Inside Your Guitar
Sometimes music just fits a very particular mood and can be the overall appeal for that music. Sometimes it’s drugs. If you’re on drugs, you tend to like very particular music. Say, maybe, dance music and rock music, again depending on what particular drug. Drinking too. Every one gets very snobby and picky when drunk. Some I know love big 80s power ballads, others Radiohead to help fall into those pints, drown their sorrows figuratively and so forth. Some, oddly enough, love country music, Gram Parsons and Williams, even Parton. When sober though, they reflect hastily on this and always, literally always, shake their heads in a type of self-mooring knowledge that sober, they would never ever listen to such repetitive twanging. Not in a million sober years. But there would never be a million sober years, not as much as one single sober year so they knew deep down that they would inevitably end up listening to country music at some stage again. This creature burrowed himself deep and waited.

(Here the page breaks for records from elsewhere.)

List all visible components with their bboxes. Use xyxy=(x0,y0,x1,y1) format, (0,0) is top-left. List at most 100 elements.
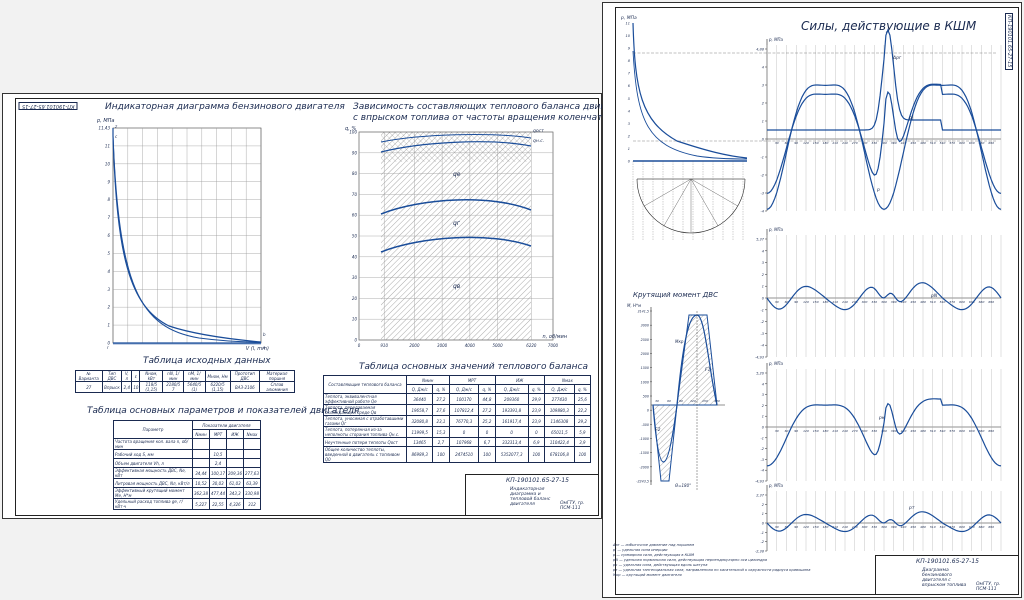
input-value-cell: 27 xyxy=(75,381,103,393)
point-c: c xyxy=(115,134,118,139)
input-value-cell: 10 xyxy=(131,381,141,393)
torque-x-tick: 30 xyxy=(655,399,659,403)
params-subheader-cell: Nмах xyxy=(243,429,261,439)
angle-tick: 690 xyxy=(988,300,994,304)
params-cell xyxy=(226,458,244,468)
left-stamp-name: Индикаторная диаграмма и тепловой баланс… xyxy=(510,487,551,507)
balance-values-table: Составляющие теплового баланса Nмин МРТ ИЖ N… xyxy=(323,375,592,463)
input-value-cell: 6220/5 (1,15) xyxy=(204,381,231,393)
params-cell: Литровая мощность ДВС, Nл, кВт/л xyxy=(113,478,193,488)
angle-tick: 270 xyxy=(852,141,858,145)
torque-y-label: M, Н*м xyxy=(627,303,641,308)
balance-cell: 2,7 xyxy=(432,437,450,447)
label-qv: qв xyxy=(453,283,461,290)
angle-tick: 540 xyxy=(940,300,946,304)
force-y-tick: 1 xyxy=(762,415,764,419)
torque-label-theta: Θ=180° xyxy=(675,483,691,488)
params-cell: Частота вращения кол. вала n, об/мин xyxy=(113,438,193,450)
balance-cell: 19658,7 xyxy=(405,404,434,416)
force-y-tick: -3 xyxy=(761,332,765,336)
torque-y-tick: 1500 xyxy=(641,366,649,370)
legend-item: pк — удельная сила, действующая вдоль ша… xyxy=(613,563,708,567)
params-cell: 22,55 xyxy=(209,498,227,510)
angle-tick: 60 xyxy=(785,141,789,145)
balance-subheader-cell: q, % xyxy=(573,384,592,394)
torque-negative-area xyxy=(652,404,678,482)
balance-cell: 0 xyxy=(494,426,529,438)
force-y-tick: 0 xyxy=(762,138,765,142)
balance-x-tick: 4000 xyxy=(465,343,476,348)
angle-tick: 480 xyxy=(920,141,926,145)
indicator-y-tick: 10 xyxy=(105,161,111,166)
angle-tick: 630 xyxy=(969,141,975,145)
params-cell: 330,98 xyxy=(243,487,261,499)
angle-tick: 240 xyxy=(842,141,848,145)
force-y-tick: -4,93 xyxy=(755,480,764,484)
balance-cell: Теплота, передаваемая охлаждающей среде … xyxy=(323,404,407,416)
input-value-cell: Сплав алюминия xyxy=(259,381,295,393)
angle-tick: 570 xyxy=(949,300,955,304)
balance-cell: 5352077,3 xyxy=(494,446,529,463)
balance-cell: Неучтенные потери теплоты Qост xyxy=(323,437,407,447)
balance-cell: 29,2 xyxy=(573,415,592,427)
label-qg: qг xyxy=(453,220,461,227)
force-y-tick: -2,38 xyxy=(755,550,765,554)
angle-tick: 30 xyxy=(775,300,779,304)
angle-tick: 180 xyxy=(823,525,829,529)
balance-cell: 107968 xyxy=(448,437,480,447)
force-y-tick: 2,37 xyxy=(756,494,765,498)
mini-y-tick: 7 xyxy=(628,72,631,76)
balance-cell: 0 xyxy=(448,426,480,438)
angle-tick: 480 xyxy=(920,525,926,529)
angle-tick: 30 xyxy=(775,429,779,433)
balance-y-tick: 10 xyxy=(352,317,358,322)
angle-tick: 390 xyxy=(891,525,897,529)
input-value-cell: Впрыск xyxy=(101,381,123,393)
balance-y-tick: 40 xyxy=(352,254,358,259)
balance-subheader-cell: q, % xyxy=(527,384,545,394)
balance-cell: 76770,3 xyxy=(448,415,480,427)
angle-tick: 630 xyxy=(969,429,975,433)
balance-cell: 100 xyxy=(573,446,592,463)
angle-tick: 330 xyxy=(871,429,877,433)
params-cell: 362,38 xyxy=(192,487,210,499)
torque-x-tick: 90 xyxy=(679,399,683,403)
balance-cell: 25,2 xyxy=(478,415,496,427)
force-y-tick: -4 xyxy=(761,344,765,348)
balance-cell: Общее количество теплоты, введенной в дв… xyxy=(323,446,407,463)
angle-tick: 600 xyxy=(959,429,965,433)
balance-cell: Теплота, эквивалентная эффективной работ… xyxy=(323,393,407,405)
angle-tick: 450 xyxy=(910,525,916,529)
angle-tick: 540 xyxy=(940,525,946,529)
torque-y-tick: 3141,5 xyxy=(637,310,649,314)
balance-y-tick: 70 xyxy=(352,192,358,197)
angle-tick: 150 xyxy=(813,141,819,145)
torque-y-tick: -500 xyxy=(642,423,649,427)
force-y-tick: 4 xyxy=(762,382,764,386)
balance-cell: 3,9 xyxy=(573,437,592,447)
mini-y-tick: 8 xyxy=(628,59,631,63)
angle-tick: 180 xyxy=(823,141,829,145)
input-data-table: № Варианта Тип ДВС V, л ε Nном, kВт nN, 1/мин… xyxy=(75,370,295,393)
balance-x-tick: 0 xyxy=(358,343,361,348)
angle-tick: 660 xyxy=(979,429,985,433)
angle-tick: 510 xyxy=(930,141,936,145)
angle-tick: 90 xyxy=(794,141,798,145)
mini-y-tick: 0 xyxy=(628,160,631,164)
balance-cell: 27,2 xyxy=(478,404,496,416)
params-header-cell: Показатели двигателя xyxy=(192,420,261,430)
label-pn: pN xyxy=(930,293,938,299)
params-cell: Объем двигателя Vh, л xyxy=(113,458,193,468)
angle-tick: 90 xyxy=(794,525,798,529)
indicator-y-tick: 0 xyxy=(107,341,110,346)
force-y-tick: 0 xyxy=(762,426,765,430)
balance-cell: 2474510 xyxy=(448,446,480,463)
point-a: a xyxy=(263,345,266,350)
torque-y-tick: 2500 xyxy=(641,338,649,342)
angle-tick: 570 xyxy=(949,525,955,529)
right-drawing-sheet: КП-190101.65-27-15 Силы, действующие в К… xyxy=(602,2,1022,598)
params-cell: 10,52 xyxy=(192,478,210,488)
force-y-tick: -3 xyxy=(761,192,765,196)
input-header-cell: Прототип ДВС xyxy=(229,370,261,382)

Well, It Hugs Back fits into a particular mood as well. If one wanted to relax, do nothing, get high or was possibly sick on a day off from work or school, or even hungover, the band’s debut Inside Your Guitar is the perfect medicine. Imagine all the cozy loveliness of Yo La Tengo and Stereolab, and filter it through with lapping, slapping trembley guitars and little crashing drum beats and ever so slight bass notes and you’ve got this little gem.
Each track folds into the next with Matthew Simms’ voice whispering reassuringly along the way. His voice guides like Sonic Youth’s Thurston Moore, but without any screaming or carnage. The opening ‘Q’ sets the tone for a pop-licked ambience. It sounds all very new-age but really it works. It’s great. The second track ‘Work Day’ has some glorious chord changes. ‘Don’t Know’ is sprinkled with a tiny little organ riff that rears up and down throughout. ‘Soon’ is wonderful and floaty and with ‘Back Down’ one can hear slices of Spiritualized. From about track nine on, the album picks up and lets loose a bit, which, to be honest, is necessary. Eleven of these calm tracks might have been just too much. Instead the closing tracks elevate the album at just the right time and add a new string to its bow. Not that the first eight were flat-line boring. They had life alright and they bounced but the tempo just needed to be brought up a notch. And it was. A sure sign these lads from Kent know exactly what they are doing.
So it was all a bit like a pleasant daydreaming nap on a summers day maybe out on the grass with some cider and a book? Yes, it was. And excellent for it too. This debut is certainly bigger than the sum of its many wistful intricate parts. A beautiful and lively album.